Die Kultur des Menschen ist zum einen, in ihrem technischen Aspekt, Mittel des Überlebens und der Naturbeherrschung. Der Mensch ist, wie Gehlen in Bezug auf Herder sagt, ein Mängelwesen, das im Gegensatz zu den Tieren nicht fähig ist, seine Versorgung nur durch die bescheidenen Mittel der eigenen Leibeskraft zu erlangen. Anders als das Raubtier, das allein Kraft seiner Geschwindigkeit, seiner Klauen und Zähne das Beutetier erlegt, bedarf die menschliche Jagd Werkzeuge.
Der andere Aspekt der Kultur speist sich aus seinen seelischen Kräften. Motor der menschlichen Kultur in diesem Sinne ist sein ihm wesensmäßig zu eigene Rastlosigkeit im Angesichte der Frage nach Sinn und Zweck des eigenen Daseins und der sicheren, gar quälenden Gewissheit seiner unentrinnbaren Sterblichkeit. Die Verarbeitung dieser Einwirkungen auf den menschlichen Geist treibt sein Kulturschaffen an.
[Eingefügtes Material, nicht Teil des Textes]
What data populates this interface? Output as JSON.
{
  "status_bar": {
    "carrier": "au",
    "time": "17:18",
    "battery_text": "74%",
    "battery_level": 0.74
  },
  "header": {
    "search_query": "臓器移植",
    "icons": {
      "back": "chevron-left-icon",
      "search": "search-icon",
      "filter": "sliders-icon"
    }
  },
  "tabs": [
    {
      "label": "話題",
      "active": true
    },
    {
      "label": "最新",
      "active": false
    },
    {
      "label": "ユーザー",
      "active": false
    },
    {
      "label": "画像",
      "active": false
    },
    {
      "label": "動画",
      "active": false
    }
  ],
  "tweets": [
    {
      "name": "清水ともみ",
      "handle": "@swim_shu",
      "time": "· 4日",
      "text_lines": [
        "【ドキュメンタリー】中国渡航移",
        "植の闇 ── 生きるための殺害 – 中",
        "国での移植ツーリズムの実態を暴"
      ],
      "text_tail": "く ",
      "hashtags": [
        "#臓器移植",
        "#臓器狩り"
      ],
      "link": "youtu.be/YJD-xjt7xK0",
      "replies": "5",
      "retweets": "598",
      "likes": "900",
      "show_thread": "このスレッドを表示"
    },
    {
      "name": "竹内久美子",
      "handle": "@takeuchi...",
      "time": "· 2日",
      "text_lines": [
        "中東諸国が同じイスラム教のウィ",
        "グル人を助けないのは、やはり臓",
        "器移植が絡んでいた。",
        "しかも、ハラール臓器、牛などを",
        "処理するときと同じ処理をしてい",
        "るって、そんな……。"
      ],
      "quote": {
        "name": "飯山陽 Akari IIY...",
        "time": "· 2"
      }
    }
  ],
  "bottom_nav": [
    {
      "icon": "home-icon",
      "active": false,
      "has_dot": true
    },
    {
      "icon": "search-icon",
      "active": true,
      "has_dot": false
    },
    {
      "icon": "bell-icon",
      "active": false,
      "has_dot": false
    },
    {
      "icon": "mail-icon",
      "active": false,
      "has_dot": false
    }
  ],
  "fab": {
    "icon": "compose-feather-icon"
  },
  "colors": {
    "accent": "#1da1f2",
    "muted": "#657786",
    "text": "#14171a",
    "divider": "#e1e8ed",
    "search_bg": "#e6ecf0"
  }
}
Man kennt die Leistungen mittelalterlicher Baukunst, der wir die Kathedralen unserer Städte verdanken. Gebaut von zahllosen Unbekannten und Vergessenen, die sicher sein konnten, niemals dem Gottesdienst in der Zeit nach ihrer Vollendung beiwohnen zu können, denn es würden bis dahin noch Jahrzehnte vergehen. Trotzdem mühten sie sich ab, die Gotteshäuser zu errichten, in der Hoffnung, dafür ihren Lohn im Jenseits zu erhalten. So schafft das Bewusstsein um die Realität des Todes die Kultur, an der sich Generation um Generation erfreut.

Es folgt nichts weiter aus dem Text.